Hace tiempo que no veo a Ana. Si su presunción se confirma, espero que se trate de un comportamiento transitorio. La mantendré al tanto. Ahora, madre, si me lo permite, me gustaría reunirme con mi hermana.

Desandamos por los entresijos del convento hasta el claustro. Allí, torcimos a la derecha, traspasamos el umbral de su despacho y me acompañó hasta la recepción. Las hermanas Segura y Caridad me miraron con simpatía.

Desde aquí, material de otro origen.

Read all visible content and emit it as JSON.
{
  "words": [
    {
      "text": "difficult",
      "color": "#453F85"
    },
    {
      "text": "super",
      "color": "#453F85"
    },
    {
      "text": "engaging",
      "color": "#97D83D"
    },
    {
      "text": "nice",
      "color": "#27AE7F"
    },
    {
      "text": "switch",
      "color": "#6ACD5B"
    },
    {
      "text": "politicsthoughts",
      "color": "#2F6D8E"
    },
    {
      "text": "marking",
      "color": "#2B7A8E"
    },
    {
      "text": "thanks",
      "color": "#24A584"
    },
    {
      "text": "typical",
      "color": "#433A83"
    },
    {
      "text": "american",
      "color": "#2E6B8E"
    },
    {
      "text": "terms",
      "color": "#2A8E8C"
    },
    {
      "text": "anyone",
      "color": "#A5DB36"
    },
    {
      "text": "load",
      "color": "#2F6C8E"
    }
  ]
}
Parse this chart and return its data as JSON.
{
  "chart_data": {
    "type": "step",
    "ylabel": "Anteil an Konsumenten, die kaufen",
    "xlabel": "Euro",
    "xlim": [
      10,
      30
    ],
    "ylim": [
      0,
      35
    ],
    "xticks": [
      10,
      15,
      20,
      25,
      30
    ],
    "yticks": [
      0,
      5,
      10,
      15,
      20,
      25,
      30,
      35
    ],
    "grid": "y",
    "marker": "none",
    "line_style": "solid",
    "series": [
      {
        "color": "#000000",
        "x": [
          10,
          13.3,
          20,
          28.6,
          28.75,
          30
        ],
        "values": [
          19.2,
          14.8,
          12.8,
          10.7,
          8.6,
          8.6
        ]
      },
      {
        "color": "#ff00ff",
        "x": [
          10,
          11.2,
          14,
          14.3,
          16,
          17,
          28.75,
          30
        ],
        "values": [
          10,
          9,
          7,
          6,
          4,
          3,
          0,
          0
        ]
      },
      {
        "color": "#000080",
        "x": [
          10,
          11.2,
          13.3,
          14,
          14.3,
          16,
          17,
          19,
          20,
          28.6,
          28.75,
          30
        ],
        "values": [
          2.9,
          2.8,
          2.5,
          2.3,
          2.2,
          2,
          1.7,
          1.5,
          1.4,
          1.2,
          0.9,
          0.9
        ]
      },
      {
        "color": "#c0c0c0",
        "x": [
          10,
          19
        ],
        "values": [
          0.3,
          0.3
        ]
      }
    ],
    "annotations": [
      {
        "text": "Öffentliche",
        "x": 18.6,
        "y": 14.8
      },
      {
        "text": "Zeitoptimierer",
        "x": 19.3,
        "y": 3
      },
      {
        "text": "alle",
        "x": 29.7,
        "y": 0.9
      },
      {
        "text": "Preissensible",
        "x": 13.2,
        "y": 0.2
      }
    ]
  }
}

- Hermanas: el padre Carmelo tiene mi permiso para acceder a la capillita, a través del convento, tantas veces quiera. Ayuden al hermano capuchino en todo aquello que precise.

Las monjas aceptaron con agrado el mandato. La madre Severa me despidió con una gélida cortesía. Luego giró y desapareció en su guarida. Seguí atento su caminar, con el fuerte convencimiento de que la abadesa condujo por las galerías del convento a un hermano y confinó en el vestíbulo a un hereje.